Importers, agents incur N200 billion demurrage over recurring server failure
• Group threatens to file lawsuit, insists FG sacks internet service provider over incompetence
• Customs yet to ascertain cause of the server disruptions, restore normalcy
Port operators have bemoaned the Nigeria Customs Service (NCS) for the recurring server failure in its operations at the ports, which has caused importers and freight forwarders to pay over N200 billion in demurrages to terminal operators and shipping lines in the past two weeks.
National President, Africa Association of Professional Freight Forwarders and Logistics in Nigeria (APFFLON), Otunba Frank Ogunojemite, told The Guardian that the recurring server failure in Customs operations has grossly hindered freight forwarders and importers from taking delivery of their consignments in good time, even as shipping and terminal charges accrue.
He said for over two weeks the server has been experiencing downtime, importers and their agents have paid over N200 billion on demurrage to shipping lines and terminals.
“Looking at the number of vessels that arrive and multiplying it by the number of containers in the vessels, which is about 2,000, you discover that we have paid over N200 billion in just two weeks of the server malfunction,” he lamented.

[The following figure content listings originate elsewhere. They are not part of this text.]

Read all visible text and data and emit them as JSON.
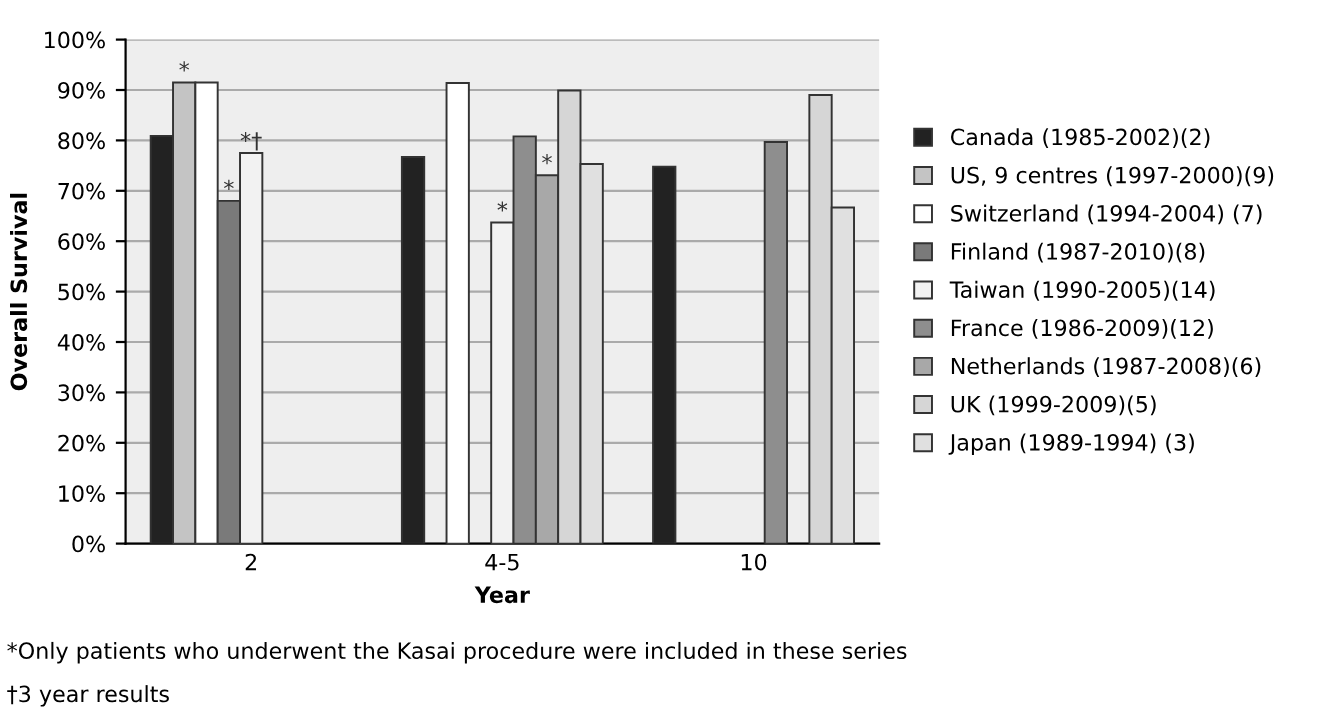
{
  "chart_data": {
    "type": "bar",
    "xlabel": "Year",
    "ylabel": "Overall Survival",
    "categories": [
      "2",
      "4-5",
      "10"
    ],
    "series": [
      {
        "name": "Canada (1985-2002)(2)",
        "color": "#222222",
        "values": [
          80.9,
          76.7,
          74.8
        ]
      },
      {
        "name": "US, 9 centres (1997-2000)(9)",
        "color": "#c4c4c4",
        "values": [
          91.5,
          null,
          null
        ],
        "value_labels": [
          "*",
          null,
          null
        ]
      },
      {
        "name": "Switzerland (1994-2004) (7)",
        "color": "#ffffff",
        "values": [
          91.5,
          91.4,
          null
        ]
      },
      {
        "name": "Finland (1987-2010)(8)",
        "color": "#7a7a7a",
        "values": [
          68,
          null,
          null
        ],
        "value_labels": [
          "*",
          null,
          null
        ]
      },
      {
        "name": "Taiwan (1990-2005)(14)",
        "color": "#f2f2f2",
        "values": [
          77.5,
          63.7,
          null
        ],
        "value_labels": [
          "*†",
          "*",
          null
        ]
      },
      {
        "name": "France (1986-2009)(12)",
        "color": "#8e8e8e",
        "values": [
          null,
          80.8,
          79.7
        ]
      },
      {
        "name": "Netherlands (1987-2008)(6)",
        "color": "#a8a8a8",
        "values": [
          null,
          73.1,
          null
        ],
        "value_labels": [
          null,
          "*",
          null
        ]
      },
      {
        "name": "UK (1999-2009)(5)",
        "color": "#d6d6d6",
        "values": [
          null,
          89.9,
          89
        ]
      },
      {
        "name": "Japan (1989-1994) (3)",
        "color": "#e0e0e0",
        "values": [
          null,
          75.3,
          66.7
        ]
      }
    ],
    "ylim": [
      0,
      100
    ],
    "yticks": [
      {
        "value": 0,
        "label": "0%"
      },
      {
        "value": 10,
        "label": "10%"
      },
      {
        "value": 20,
        "label": "20%"
      },
      {
        "value": 30,
        "label": "30%"
      },
      {
        "value": 40,
        "label": "40%"
      },
      {
        "value": 50,
        "label": "50%"
      },
      {
        "value": 60,
        "label": "60%"
      },
      {
        "value": 70,
        "label": "70%"
      },
      {
        "value": 80,
        "label": "80%"
      },
      {
        "value": 90,
        "label": "90%"
      },
      {
        "value": 100,
        "label": "100%"
      }
    ],
    "grid": "y",
    "legend": "right",
    "annotations": [
      "*Only patients who underwent the Kasai procedure were included in these series",
      "†3 year results"
    ]
  }
}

Ogunojemite said the money paid to the shipping lines and terminals, who he said are mostly foreigners, results in capital flight.
He added that the server failure has also grossly affected the revenue drive of various Customs commands, leaving marks of frustration on the faces of Customs Area Controllers who unfortunately, have no immediate solution to the challenge.
Spokesperson of Seaport Terminal Operators Association of Nigeria (STOAN), Dr. Bolaji Akinola, said everyone is suffering from the perennial downtime of Customs server, adding that poor server connectivity, lack of scanners and overly manual processes make the Nigeria Customs Service the greatest hindrance to trade facilitation in the country and the sole barrier to the ease of doing business at the ports.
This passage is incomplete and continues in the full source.